Зорин с Олейниковым встали рядом с Гудасовым. Тот потянулся к телефону.
– Мне надо… я должен позвонить… – сказал Гудасов, беря в руку телефонную трубку.
– Не надо, – твердо ответил Плужников. – Егор Петрович не сможет тебе ответить. У него инсульт…
Несколькими часами ранее Сидоров по вызову Хрущева приехал в Кремль.
– Ты считаешь, это козни Романского?! – орал на него Хрущев, потрясая папкой. – Вот, читай! Это документы, которые нашли дома у некоего генерала Гудасова. Знаешь такого?! Вот! Это документы, а не козни!
– Гудасов – большой мерзавец… – попытался вставить Сидоров.
– Мерзавец?! – сжал кулаки Хрущев. – Да ты еще больший мерзавец! Вот! Это про то, что ты в Ленинграде натворил, про Кубина, вот… Помнишь Кубина? Вот его блокнот! Читай! Он тоже мерзавец? А это что? А это – про сынка твоего, про валютные махинации… Ты у меня все вспомнишь! Я многое прощал, у нас в Кремле ангелов нет, но…
Хрущев не выдержал, схватил со стола тяжелую мраморную пепельницу и со всей силы швырнул ее в Сидорова. Пепельница ударилась об стенку в полуметре от его головы и рассыпалась на мелкие осколки. Сидоров даже не шевельнулся, он в оцепенении смотрел на Хрущева.
– Уходи… – обессилев, опустился в кресло Хрущев. – Вон. Глаза б мои тебя не видели.
Сидоров встал и на ватных ногах вышел из кабинета Хрущева.
Через полчаса лимузин доставил Сидорова на дачу.
Еле ступая, он с трудом поднялся по парадной лестнице и вошел внутрь особняка.
– Добрый день, Егор Петрович! – бросилась к нему горничная.
Сидоров не ответил.
Медленно поднялся на второй этаж, вошел в кабинет.
Из-за неприкрытой двери за ним наблюдала горничная.
Сидоров сел в кресло.
Машинально налил из графина воды в стакан… дрожащей рукой поднес его к губам… пальцы разжались… стакан упал на пол… брызнули осколки… Сидоров дернулся и замер.
– Врача! Срочно врача! – раздался истеричный крик горничной.
– Правда, перед тем как его разбил инсульт, – продолжил Плужников, глядя на Гудасова, – говорят, он успел сказать, что «ты – большой мерзавец». И это единственное, в чем наши мнения совпадают.

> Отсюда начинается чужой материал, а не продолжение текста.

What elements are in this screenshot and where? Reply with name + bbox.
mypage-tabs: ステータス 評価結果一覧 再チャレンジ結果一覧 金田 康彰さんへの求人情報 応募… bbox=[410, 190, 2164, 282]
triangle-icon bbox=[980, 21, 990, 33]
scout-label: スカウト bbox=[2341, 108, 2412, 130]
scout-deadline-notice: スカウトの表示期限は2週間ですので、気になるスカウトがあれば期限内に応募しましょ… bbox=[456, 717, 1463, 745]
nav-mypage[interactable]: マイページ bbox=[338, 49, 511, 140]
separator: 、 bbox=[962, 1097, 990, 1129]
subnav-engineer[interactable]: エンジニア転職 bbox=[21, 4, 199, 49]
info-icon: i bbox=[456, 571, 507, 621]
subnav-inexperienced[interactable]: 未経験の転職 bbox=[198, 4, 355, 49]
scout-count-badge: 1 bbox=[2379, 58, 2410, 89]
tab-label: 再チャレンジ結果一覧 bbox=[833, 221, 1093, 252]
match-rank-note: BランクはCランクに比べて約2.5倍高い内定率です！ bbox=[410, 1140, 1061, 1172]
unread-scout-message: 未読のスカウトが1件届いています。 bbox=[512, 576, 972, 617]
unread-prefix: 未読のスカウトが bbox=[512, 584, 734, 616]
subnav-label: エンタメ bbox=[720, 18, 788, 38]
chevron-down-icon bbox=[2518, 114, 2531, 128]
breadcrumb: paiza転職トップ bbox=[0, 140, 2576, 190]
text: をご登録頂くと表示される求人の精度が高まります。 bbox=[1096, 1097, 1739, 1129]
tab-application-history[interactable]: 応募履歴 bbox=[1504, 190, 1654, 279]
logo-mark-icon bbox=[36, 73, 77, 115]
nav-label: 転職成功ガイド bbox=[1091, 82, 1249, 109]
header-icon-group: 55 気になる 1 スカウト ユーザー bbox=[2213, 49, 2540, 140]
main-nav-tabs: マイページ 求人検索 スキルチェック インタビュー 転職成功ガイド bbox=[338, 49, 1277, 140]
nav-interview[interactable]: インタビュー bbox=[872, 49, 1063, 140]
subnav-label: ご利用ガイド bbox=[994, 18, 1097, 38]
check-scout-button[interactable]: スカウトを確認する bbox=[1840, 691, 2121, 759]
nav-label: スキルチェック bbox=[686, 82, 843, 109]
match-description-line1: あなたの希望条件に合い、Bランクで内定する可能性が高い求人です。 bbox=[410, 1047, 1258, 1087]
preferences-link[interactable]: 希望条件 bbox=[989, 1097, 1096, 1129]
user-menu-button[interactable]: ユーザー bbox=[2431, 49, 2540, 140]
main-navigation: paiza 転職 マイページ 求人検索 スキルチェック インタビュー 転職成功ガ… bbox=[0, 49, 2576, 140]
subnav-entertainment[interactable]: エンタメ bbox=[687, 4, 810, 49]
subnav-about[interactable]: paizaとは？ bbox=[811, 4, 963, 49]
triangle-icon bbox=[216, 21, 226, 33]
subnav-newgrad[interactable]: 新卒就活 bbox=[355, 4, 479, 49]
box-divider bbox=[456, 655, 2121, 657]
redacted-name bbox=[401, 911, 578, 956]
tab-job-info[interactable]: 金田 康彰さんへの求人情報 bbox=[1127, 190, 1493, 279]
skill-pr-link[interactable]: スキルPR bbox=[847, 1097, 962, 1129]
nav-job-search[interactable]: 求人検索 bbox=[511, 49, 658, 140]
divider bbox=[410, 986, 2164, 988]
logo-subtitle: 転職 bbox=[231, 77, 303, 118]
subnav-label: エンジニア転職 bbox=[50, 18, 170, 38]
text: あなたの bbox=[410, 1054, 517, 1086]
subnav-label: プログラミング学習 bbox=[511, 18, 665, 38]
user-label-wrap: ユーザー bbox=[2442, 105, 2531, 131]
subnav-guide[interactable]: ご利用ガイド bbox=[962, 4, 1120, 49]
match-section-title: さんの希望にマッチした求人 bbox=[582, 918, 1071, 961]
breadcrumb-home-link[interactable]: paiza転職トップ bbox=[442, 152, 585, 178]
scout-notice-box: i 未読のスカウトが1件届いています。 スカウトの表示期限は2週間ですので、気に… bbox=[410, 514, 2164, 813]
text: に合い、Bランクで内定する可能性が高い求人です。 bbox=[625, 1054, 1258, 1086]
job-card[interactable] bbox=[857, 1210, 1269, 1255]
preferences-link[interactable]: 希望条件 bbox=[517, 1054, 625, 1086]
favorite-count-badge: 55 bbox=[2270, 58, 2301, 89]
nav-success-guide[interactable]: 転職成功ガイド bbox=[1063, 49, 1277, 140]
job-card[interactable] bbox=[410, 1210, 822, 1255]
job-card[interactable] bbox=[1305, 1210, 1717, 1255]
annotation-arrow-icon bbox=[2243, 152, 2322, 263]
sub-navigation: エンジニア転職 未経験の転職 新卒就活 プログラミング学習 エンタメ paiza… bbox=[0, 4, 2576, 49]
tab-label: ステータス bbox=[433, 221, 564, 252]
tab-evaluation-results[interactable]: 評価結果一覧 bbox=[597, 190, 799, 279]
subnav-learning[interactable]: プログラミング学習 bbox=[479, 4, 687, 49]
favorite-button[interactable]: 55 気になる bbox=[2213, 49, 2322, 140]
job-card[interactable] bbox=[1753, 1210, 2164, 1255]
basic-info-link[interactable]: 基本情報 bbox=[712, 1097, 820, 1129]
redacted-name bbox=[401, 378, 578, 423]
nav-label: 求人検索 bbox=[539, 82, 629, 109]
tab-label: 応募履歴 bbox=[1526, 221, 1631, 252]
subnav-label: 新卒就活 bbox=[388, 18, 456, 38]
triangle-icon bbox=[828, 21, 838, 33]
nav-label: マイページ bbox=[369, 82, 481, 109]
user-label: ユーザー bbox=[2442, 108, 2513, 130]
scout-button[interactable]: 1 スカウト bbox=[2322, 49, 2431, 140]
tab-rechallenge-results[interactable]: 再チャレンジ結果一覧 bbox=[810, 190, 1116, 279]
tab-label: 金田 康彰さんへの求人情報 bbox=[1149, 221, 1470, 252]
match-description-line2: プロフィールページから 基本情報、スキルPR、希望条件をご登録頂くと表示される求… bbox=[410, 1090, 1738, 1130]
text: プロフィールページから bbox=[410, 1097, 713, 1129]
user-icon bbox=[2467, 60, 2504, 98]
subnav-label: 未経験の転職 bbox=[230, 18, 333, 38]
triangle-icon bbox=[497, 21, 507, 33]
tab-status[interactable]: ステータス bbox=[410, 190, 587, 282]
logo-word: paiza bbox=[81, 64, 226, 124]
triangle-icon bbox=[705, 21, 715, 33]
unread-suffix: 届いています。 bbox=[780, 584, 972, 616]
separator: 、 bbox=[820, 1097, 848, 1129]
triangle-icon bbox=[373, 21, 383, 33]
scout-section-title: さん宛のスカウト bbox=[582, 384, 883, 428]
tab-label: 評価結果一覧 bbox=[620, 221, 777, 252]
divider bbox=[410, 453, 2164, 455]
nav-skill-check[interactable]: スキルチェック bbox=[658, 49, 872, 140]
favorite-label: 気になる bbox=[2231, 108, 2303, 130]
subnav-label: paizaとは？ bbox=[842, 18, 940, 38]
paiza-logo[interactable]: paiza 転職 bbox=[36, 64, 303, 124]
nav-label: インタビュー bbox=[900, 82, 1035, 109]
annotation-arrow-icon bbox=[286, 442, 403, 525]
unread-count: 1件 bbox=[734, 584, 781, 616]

Зорин сделал шаг к Гудасову и вынул из его кобуры пистолет.
Гудасов сник, положил телефонную трубку.
– Он сам, сам – большой мерзавец! – скороговоркой залепетал он. – Я все расскажу. И про «Ленинградское дело», и про то, по чьему указанию был расстрелян генерал Кубин. Это же он меня попросил выкрасть донесения из дела Олейникова… Он! Это он хотел вас подставить, Павел Михайлович… Сволочь!
– Неужели ты думаешь, мы сами этого не знаем? – остановил его Плужников.
Гудасов разрыдался. К нему подошла Зина и, бросив презрительный взгляд, влепила ему пощечину.